The detection visualisation tool Detectree was created by WithSecureTM (formerly F-Secure company), and it is used by cyber security defence teams (also known as blue teams). Finding the connections between the suspicious activities on an endpoint is crucial for responders, according to Tom Barrow, a senior threat hunter for WithSecure’s managed detection and response service, WithSecure Countercept.

“Visibility is always a priority, but it’s absolutely vital when responding to an incident,” explained Barrow. “Time is always working against incident responders. And looking through rows of text data and making connections between them and the suspicious activity under investigation is time spent not remediating the problem, which is a real waste when you’re under pressure to stop an attack.”
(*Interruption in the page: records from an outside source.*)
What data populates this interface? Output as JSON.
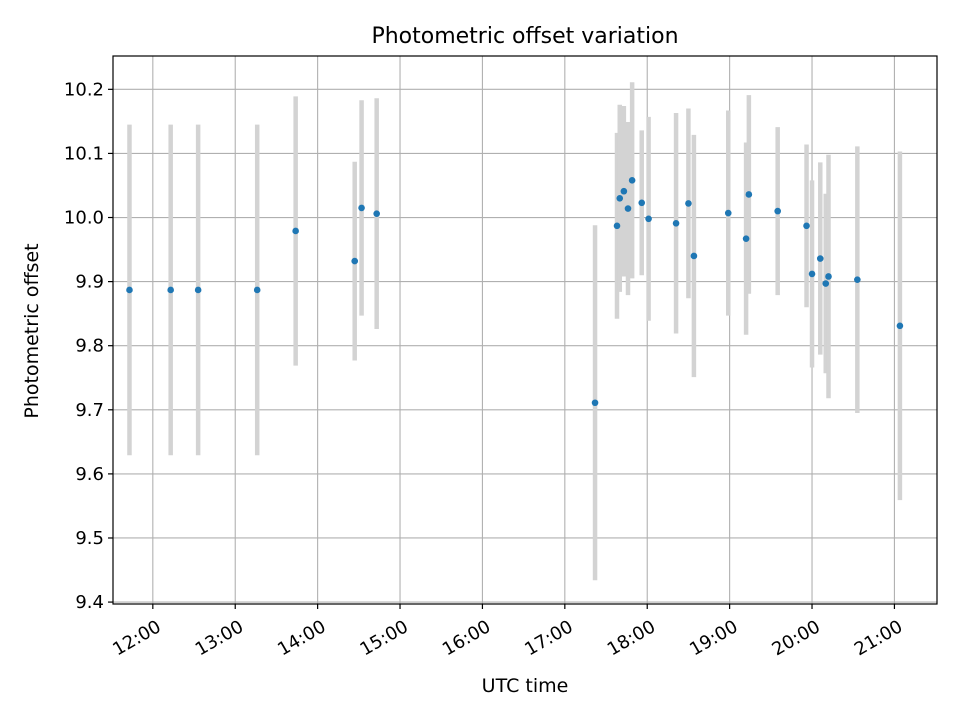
{
  "chart_data": {
    "type": "scatter",
    "title": "Photometric offset variation",
    "xlabel": "UTC time",
    "ylabel": "Photometric offset",
    "x_axis_kind": "time",
    "xlim": [
      "11:31",
      "21:31"
    ],
    "ylim": [
      9.397,
      10.252
    ],
    "grid": true,
    "x_ticks": [
      "12:00",
      "13:00",
      "14:00",
      "15:00",
      "16:00",
      "17:00",
      "18:00",
      "19:00",
      "20:00",
      "21:00"
    ],
    "y_ticks": [
      "9.4",
      "9.5",
      "9.6",
      "9.7",
      "9.8",
      "9.9",
      "10.0",
      "10.1",
      "10.2"
    ],
    "colors": {
      "point": "#1f77b4",
      "errorbar": "#d3d3d3",
      "grid": "#b0b0b0",
      "axes": "#000000"
    },
    "series": [
      {
        "points": [
          {
            "x": "11:43",
            "y": 9.887,
            "err": 0.258
          },
          {
            "x": "12:13",
            "y": 9.887,
            "err": 0.258
          },
          {
            "x": "12:33",
            "y": 9.887,
            "err": 0.258
          },
          {
            "x": "13:16",
            "y": 9.887,
            "err": 0.258
          },
          {
            "x": "13:44",
            "y": 9.979,
            "err": 0.21
          },
          {
            "x": "14:27",
            "y": 9.932,
            "err": 0.155
          },
          {
            "x": "14:32",
            "y": 10.015,
            "err": 0.168
          },
          {
            "x": "14:43",
            "y": 10.006,
            "err": 0.18
          },
          {
            "x": "17:22",
            "y": 9.711,
            "err": 0.277
          },
          {
            "x": "17:38",
            "y": 9.987,
            "err": 0.145
          },
          {
            "x": "17:40",
            "y": 10.03,
            "err": 0.146
          },
          {
            "x": "17:43",
            "y": 10.041,
            "err": 0.133
          },
          {
            "x": "17:46",
            "y": 10.014,
            "err": 0.135
          },
          {
            "x": "17:49",
            "y": 10.058,
            "err": 0.153
          },
          {
            "x": "17:56",
            "y": 10.023,
            "err": 0.113
          },
          {
            "x": "18:01",
            "y": 9.998,
            "err": 0.159
          },
          {
            "x": "18:21",
            "y": 9.991,
            "err": 0.172
          },
          {
            "x": "18:30",
            "y": 10.022,
            "err": 0.148
          },
          {
            "x": "18:34",
            "y": 9.94,
            "err": 0.189
          },
          {
            "x": "18:59",
            "y": 10.007,
            "err": 0.16
          },
          {
            "x": "19:12",
            "y": 9.967,
            "err": 0.15
          },
          {
            "x": "19:14",
            "y": 10.036,
            "err": 0.155
          },
          {
            "x": "19:35",
            "y": 10.01,
            "err": 0.131
          },
          {
            "x": "19:56",
            "y": 9.987,
            "err": 0.127
          },
          {
            "x": "20:00",
            "y": 9.912,
            "err": 0.146
          },
          {
            "x": "20:06",
            "y": 9.936,
            "err": 0.15
          },
          {
            "x": "20:10",
            "y": 9.897,
            "err": 0.14
          },
          {
            "x": "20:12",
            "y": 9.908,
            "err": 0.19
          },
          {
            "x": "20:33",
            "y": 9.903,
            "err": 0.208
          },
          {
            "x": "21:04",
            "y": 9.831,
            "err": 0.272
          }
        ]
      }
    ]
  }
}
For instance, an analyst would generally need to manually recreate the sequence of events from log data in order to determine the source of a questionable process. The longer the chain, the more time and effort are required to manage it. Additionally, the approach has the potential to overburden security teams and create issues like alert fatigue and burnout given the volume of security warnings that blue teams with large firms may encounter—roughly 11,000 per day, according to recent research*.

By organising log data into a graphic that depicts linkages between the suspicious behaviour observed and any processes, network destinations, files, or registry keys associated to that detection, Detectree was created to assist blue teams in streamlining their investigation work. Responders can view the visualisation to examine not only the connections but also the nature of the connections, such as interactions, parent-child relationships, and process injections, rather than manually combing through text-based data to reassemble a sequence of events.

Responders can communicate data with key stakeholders in an easy, straightforward way and immediately understand the context around a detection by relying on the visualisation, ensuring that everyone who needs the information has access to it.